La valoración estadounidense difiere de la difundida por Israel en marzo. Entonces, las autoridades israelíes sostuvieron que habían destruido o dejado inutilizado alrededor del 60 % de los cerca de 470 lanzadores de misiles balísticos que, según sus estimaciones, tiene Irán.
Esa diferencia entre ambos cálculos podría explicarse por los criterios utilizados por Washington y Tel Aviv para clasificar los lanzadores que siguen enteros, pero no pueden utilizarse por ahora.
De acuerdo con la evaluación israelí, unos 200 lanzadores fueron destruidos durante la ofensiva. A esa cifra se suman otros 80 que ya no son considerados operativos después de que la Fuerza Aérea Israelí atacara entradas de túneles de instalaciones subterráneas donde esos sistemas estaban almacenados, según informó el ejército.
En paralelo, valoraciones de inteligencia de Estados Unidos indican que Irán conserva todavía miles de drones de ataque almacenados y preparados para su uso, añadió CNN.
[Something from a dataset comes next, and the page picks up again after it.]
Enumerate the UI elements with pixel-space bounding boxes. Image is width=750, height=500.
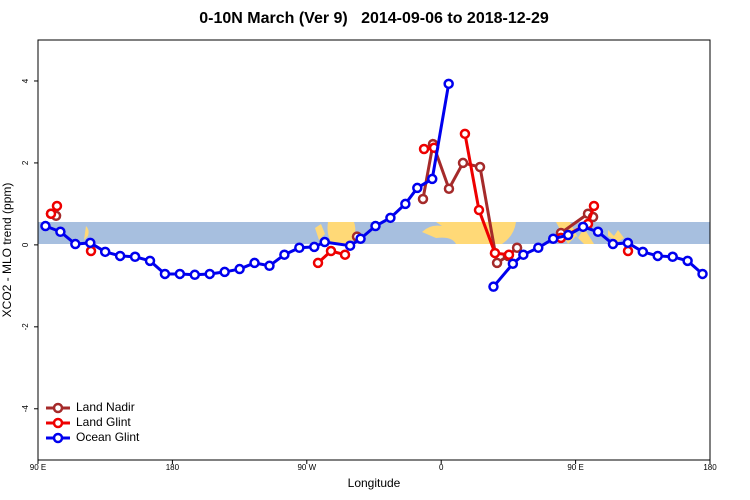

Una de las fuentes citadas por la cadena advirtió que Irán “sigue estando en condiciones de causar un caos absoluto en toda la región”.
La Casa Blanca y el Pentágono rechazaron el contenido del informe. Un portavoz de la Casa Blanca acusó a las fuentes de intentar “menospreciar” los resultados de la ofensiva conjunta de Estados Unidos e Israel contra Irán.